Débora, juez en Israel


1
Después de la muerte de Aod, los hijos de Israel volvieron a hacer lo malo ante los ojos de Jehová.
2
Y Jehová los vendió en mano de Jabín rey de Canaán, el cual reinó en Hazor; y el capitán de su ejército se llamaba Sísara, el cual habitaba en Haroset-goim.
3
Entonces los hijos de Israel clamaron a Jehová, porque aquél tenía novecientos carros herrados, y había oprimido con crueldad a los hijos de Israel por veinte años.
4
Gobernaba en aquel tiempo a Israel una mujer, Débora, profetisa, mujer de Lapidot;
5
y acostumbraba sentarse bajo la palmera de Débora, entre Ramá y Bet-el, en el monte de Efraín; y los hijos de Israel subían a ella a juicio.
6
Y ella envió a llamar a Barac hijo de Abinoam, de Cedes de Neftalí, y le dijo: ¿No te ha mandado Jehová Dios de Israel, diciendo: Ve, junta a tu gente en el monte de Tabor, y toma contigo diez mil hombres de la tribu de Neftalí y de la tribu de Zabulón;
7
y yo atraeré hacia ti al arroyo de Cisón a Sísara, capitán del ejército de Jabín, con sus carros y su ejército, y lo entregaré en tus manos?
8
Barac le respondió: Si tú fueres conmigo, yo iré; pero si no fueres conmigo, no iré.
9
Ella dijo: Iré contigo; mas no será tuya la gloria de la jornada que emprendes, porque en mano de mujer venderá Jehová a Sísara. Y levantándose Débora, fue con Barac a Cedes.
10
Y juntó Barac a Zabulón y a Neftalí en Cedes, y subió con diez mil hombres a su mando; y Débora subió con él.
11
Y Heber ceneo, de los hijos de Hobab suegro de Moisés, se había apartado de los ceneos, y había plantado sus tiendas en el valle de Zaanaim, que está junto a Cedes.
12
Vinieron, pues, a Sísara las nuevas de que Barac hijo de Abinoam había subido al monte de Tabor.
13
Y reunió Sísara todos sus carros, novecientos carros herrados, con todo el pueblo que con él estaba, desde Haroset- goim hasta el arroyo de Cisón.
14
Entonces Débora dijo a Barac: Levántate, porque este es el día en que Jehová ha entregado a Sísara en tus manos. ¿No ha salido Jehová delante de ti?
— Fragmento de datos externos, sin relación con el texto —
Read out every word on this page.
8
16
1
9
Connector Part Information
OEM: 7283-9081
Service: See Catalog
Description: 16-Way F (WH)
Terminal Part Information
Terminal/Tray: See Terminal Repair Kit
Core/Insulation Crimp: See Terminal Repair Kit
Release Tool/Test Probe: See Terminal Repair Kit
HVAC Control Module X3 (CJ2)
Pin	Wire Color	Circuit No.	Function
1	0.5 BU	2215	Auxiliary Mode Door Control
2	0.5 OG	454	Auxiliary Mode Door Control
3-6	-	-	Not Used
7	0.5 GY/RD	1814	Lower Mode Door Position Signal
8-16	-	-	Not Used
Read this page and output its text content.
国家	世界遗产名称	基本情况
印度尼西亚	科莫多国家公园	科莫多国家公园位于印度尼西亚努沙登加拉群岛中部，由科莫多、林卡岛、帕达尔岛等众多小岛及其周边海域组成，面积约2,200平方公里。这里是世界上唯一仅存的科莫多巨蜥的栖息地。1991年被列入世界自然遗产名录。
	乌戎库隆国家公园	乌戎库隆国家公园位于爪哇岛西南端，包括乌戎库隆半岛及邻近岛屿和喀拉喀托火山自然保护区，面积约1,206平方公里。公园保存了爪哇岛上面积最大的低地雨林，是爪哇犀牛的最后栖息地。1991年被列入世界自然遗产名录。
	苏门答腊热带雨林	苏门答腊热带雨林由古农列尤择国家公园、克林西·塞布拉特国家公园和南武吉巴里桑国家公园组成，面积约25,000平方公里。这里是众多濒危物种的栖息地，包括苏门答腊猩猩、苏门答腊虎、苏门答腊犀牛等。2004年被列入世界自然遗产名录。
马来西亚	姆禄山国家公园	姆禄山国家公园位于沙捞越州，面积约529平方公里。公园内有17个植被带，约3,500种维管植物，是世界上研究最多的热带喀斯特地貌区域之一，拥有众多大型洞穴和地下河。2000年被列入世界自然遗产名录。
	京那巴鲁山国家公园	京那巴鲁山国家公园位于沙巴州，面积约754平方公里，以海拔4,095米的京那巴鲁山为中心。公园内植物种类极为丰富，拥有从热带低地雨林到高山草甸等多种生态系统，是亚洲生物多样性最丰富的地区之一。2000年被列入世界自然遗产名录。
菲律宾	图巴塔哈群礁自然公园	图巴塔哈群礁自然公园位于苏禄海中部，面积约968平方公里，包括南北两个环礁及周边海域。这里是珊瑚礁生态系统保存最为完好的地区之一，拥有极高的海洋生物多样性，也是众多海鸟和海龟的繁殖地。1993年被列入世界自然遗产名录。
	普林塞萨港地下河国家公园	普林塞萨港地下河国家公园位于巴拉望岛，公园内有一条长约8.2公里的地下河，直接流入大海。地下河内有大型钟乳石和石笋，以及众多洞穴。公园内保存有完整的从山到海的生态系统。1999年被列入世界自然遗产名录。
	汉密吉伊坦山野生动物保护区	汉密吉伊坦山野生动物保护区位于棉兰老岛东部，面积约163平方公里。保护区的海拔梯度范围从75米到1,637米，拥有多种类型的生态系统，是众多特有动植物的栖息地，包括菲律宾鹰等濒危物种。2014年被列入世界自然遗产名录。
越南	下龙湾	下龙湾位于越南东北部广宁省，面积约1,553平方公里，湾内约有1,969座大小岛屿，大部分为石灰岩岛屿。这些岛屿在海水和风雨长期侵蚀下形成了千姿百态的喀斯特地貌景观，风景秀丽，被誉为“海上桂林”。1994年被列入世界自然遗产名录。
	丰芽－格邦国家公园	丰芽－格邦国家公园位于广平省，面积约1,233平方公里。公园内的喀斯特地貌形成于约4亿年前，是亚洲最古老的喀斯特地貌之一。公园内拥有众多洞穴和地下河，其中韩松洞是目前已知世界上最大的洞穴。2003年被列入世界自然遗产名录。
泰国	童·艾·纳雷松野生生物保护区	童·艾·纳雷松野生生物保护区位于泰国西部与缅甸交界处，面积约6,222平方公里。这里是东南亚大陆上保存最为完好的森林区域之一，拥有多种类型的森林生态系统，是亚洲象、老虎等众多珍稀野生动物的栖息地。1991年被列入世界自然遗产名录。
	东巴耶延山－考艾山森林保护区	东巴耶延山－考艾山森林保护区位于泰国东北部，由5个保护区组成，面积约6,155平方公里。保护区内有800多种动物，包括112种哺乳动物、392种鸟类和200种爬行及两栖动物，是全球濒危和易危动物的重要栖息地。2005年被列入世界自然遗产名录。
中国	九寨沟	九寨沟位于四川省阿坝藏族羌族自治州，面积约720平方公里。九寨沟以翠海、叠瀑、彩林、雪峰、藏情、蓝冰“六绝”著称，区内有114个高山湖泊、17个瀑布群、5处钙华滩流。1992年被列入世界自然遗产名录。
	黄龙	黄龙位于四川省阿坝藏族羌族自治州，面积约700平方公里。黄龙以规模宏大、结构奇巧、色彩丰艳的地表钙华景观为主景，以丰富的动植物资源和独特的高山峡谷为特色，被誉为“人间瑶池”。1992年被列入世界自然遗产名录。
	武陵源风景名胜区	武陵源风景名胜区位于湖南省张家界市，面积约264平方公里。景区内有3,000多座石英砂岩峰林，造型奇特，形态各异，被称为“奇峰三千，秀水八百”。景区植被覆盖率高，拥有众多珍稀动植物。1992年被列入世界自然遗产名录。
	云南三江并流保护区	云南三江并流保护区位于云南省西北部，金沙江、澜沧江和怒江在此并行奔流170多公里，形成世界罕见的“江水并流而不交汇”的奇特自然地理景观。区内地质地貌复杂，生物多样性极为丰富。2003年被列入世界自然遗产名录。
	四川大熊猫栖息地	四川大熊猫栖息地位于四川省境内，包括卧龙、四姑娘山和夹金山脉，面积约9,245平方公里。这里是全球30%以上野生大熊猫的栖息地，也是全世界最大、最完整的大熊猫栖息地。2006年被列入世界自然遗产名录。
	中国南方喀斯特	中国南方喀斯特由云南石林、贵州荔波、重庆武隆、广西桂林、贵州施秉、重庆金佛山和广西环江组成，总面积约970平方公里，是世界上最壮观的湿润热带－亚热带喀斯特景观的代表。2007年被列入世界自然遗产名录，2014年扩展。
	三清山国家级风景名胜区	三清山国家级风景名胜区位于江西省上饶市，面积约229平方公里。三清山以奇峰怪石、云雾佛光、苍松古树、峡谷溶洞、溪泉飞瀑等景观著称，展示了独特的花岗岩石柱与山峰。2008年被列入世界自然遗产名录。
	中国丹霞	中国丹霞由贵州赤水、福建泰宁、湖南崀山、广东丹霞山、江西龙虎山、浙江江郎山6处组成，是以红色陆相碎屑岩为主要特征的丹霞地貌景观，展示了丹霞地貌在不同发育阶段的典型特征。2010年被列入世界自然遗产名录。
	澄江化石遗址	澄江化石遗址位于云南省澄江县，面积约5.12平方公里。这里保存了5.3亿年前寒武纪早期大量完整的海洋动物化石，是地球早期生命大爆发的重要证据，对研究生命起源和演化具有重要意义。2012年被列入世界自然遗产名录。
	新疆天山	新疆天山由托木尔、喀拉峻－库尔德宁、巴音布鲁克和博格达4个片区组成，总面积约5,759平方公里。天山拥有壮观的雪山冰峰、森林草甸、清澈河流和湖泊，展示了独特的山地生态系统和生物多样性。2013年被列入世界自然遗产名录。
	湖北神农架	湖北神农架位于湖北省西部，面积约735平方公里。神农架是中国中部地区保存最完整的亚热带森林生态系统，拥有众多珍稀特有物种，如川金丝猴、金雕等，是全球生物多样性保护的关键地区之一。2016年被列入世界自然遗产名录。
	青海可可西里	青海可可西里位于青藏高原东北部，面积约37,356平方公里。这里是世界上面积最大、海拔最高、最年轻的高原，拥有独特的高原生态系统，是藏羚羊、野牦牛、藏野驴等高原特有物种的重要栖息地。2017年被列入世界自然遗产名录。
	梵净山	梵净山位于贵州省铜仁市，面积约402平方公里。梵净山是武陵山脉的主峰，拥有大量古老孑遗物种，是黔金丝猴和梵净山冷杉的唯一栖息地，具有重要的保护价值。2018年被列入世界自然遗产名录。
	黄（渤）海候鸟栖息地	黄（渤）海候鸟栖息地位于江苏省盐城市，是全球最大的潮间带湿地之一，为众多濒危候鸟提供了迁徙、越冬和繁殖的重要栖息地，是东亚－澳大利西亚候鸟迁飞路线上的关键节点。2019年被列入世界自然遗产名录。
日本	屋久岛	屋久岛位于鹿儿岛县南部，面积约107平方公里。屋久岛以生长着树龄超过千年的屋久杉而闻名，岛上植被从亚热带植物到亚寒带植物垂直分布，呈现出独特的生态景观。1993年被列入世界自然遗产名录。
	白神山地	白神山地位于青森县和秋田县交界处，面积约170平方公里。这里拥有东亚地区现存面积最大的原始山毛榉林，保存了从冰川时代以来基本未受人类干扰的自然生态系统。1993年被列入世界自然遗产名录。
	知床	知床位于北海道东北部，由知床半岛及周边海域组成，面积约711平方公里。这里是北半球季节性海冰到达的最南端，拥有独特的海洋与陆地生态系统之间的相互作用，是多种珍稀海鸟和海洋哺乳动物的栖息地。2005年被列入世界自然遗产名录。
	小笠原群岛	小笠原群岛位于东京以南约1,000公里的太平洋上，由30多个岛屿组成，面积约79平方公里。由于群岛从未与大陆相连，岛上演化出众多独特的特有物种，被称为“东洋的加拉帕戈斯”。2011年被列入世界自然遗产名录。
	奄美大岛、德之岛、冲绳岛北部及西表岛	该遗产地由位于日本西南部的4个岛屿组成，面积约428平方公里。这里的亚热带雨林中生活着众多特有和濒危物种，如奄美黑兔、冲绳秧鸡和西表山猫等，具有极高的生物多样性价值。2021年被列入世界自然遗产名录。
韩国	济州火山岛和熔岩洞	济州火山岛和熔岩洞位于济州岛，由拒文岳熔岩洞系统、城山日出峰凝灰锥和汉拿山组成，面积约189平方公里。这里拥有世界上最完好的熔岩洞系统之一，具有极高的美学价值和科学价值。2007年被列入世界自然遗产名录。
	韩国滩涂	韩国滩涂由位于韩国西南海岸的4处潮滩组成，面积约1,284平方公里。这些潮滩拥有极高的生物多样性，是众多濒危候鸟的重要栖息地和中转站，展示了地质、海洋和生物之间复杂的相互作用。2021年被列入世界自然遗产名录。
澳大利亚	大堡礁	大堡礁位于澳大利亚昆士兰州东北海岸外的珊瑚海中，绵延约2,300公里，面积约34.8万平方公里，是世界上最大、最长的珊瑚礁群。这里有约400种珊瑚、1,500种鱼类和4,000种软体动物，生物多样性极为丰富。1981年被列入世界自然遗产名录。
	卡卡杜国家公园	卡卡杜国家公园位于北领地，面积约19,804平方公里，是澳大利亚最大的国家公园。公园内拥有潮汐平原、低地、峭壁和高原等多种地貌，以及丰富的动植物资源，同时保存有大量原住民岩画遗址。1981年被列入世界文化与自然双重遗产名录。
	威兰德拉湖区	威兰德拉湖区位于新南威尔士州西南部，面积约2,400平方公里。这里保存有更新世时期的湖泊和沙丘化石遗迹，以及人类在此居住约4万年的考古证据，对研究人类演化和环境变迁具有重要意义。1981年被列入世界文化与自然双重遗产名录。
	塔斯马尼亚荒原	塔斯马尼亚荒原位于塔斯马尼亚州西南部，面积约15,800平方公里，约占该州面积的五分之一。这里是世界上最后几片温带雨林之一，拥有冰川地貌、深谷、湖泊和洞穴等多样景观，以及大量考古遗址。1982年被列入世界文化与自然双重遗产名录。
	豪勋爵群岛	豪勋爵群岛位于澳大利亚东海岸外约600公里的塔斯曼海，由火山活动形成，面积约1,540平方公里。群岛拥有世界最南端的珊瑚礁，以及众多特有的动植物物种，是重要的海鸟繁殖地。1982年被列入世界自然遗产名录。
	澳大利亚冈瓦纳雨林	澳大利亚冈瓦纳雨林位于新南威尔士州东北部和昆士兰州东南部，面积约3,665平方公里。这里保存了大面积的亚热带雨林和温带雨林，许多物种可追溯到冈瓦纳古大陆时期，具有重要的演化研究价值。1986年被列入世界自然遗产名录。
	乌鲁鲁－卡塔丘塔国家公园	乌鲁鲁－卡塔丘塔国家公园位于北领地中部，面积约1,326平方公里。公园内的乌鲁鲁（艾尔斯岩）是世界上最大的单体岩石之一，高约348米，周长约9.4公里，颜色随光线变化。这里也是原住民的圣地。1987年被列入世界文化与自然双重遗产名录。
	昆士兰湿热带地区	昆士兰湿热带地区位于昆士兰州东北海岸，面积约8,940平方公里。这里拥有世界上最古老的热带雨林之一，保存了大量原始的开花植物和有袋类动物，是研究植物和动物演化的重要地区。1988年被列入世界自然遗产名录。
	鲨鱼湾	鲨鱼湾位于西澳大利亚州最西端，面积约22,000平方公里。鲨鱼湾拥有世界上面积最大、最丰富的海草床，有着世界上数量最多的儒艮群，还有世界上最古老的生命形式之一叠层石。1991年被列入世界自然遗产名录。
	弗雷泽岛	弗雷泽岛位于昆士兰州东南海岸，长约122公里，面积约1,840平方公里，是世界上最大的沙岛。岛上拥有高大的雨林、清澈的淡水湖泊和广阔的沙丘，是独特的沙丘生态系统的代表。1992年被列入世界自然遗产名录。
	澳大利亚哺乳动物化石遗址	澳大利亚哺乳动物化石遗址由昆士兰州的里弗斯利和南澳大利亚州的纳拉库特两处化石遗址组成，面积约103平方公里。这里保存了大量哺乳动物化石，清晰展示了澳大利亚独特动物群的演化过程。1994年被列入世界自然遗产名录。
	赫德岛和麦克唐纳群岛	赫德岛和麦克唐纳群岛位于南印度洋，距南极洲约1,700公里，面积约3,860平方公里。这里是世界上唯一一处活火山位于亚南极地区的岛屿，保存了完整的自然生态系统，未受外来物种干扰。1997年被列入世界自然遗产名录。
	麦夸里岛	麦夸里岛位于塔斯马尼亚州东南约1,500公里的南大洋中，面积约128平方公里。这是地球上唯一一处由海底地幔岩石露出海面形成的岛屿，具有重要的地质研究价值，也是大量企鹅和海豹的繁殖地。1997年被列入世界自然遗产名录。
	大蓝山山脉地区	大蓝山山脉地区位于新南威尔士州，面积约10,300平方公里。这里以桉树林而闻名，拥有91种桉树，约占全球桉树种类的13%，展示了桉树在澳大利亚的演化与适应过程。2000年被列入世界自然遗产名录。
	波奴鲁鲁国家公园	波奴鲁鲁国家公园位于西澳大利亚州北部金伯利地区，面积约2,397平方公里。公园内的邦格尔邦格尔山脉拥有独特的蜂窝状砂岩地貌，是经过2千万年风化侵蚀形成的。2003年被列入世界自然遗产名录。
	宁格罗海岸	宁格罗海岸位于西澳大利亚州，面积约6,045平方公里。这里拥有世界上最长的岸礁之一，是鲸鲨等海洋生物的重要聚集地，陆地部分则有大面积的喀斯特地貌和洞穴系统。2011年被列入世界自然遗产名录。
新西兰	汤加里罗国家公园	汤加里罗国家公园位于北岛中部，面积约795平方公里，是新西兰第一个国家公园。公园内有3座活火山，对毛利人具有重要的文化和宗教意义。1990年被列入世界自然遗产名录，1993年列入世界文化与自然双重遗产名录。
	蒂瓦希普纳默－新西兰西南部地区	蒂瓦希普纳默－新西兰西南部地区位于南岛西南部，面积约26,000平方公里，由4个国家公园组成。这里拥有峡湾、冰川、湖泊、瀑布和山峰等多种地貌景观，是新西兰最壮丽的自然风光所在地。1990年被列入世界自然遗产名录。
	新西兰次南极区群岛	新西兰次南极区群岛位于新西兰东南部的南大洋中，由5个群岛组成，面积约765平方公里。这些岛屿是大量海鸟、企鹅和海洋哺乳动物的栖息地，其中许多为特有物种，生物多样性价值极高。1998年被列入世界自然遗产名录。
Y Barac descendió del monte de Tabor, y diez mil hombres en pos de él.
15
Y Jehová quebrantó a Sísara, a todos sus carros y a todo su ejército, a filo de espada delante de Barac; y Sísara descendió del carro, y huyó a pie.
16
Mas Barac siguió los carros y el ejército hasta Haroset- goim, y todo el ejército de Sísara cayó a filo de espada, hasta no quedar ni uno.
17
Y Sísara huyó a pie a la tienda de Jael mujer de Heber ceneo; porque había paz entre Jabín rey de Hazor y la casa de Heber ceneo.
18
Y saliendo Jael a recibir a Sísara, le dijo: Ven, señor mío, ven a mí, no tengas temor. Y él vino a ella a la tienda, y ella le cubrió con una manta.
19
Y él le dijo: Te ruego me des de beber un poco de agua, pues tengo sed. Y ella abrió un odre de leche y le dio de beber, y le volvió a cubrir.
20
Y él le dijo: Estate a la puerta de la tienda; y si alguien viniere, y te preguntare, diciendo: ¿Hay aquí alguno? tú responderás que no.
21
Pero Jael mujer de Heber tomó una estaca de la tienda, y poniendo un mazo en su mano, se le acercó calladamente y le metió la estaca por las sienes, y la enclavó en la tierra, pues él estaba cargado de sueño y cansado; y así murió.
22
Y siguiendo Barac a Sísara, Jael salió a recibirlo, y le dijo: Ven, y te mostraré al varón que tú buscas. Y él entró donde ella estaba, y he aquí Sísara yacía muerto con la estaca por la sien.
23
Así abatió Dios aquel día a Jabín, rey de Canaán, delante de los hijos de Israel.
24
Y la mano de los hijos de Israel fue endureciéndose más y más contra Jabín rey de Canaán, hasta que lo destruyeron.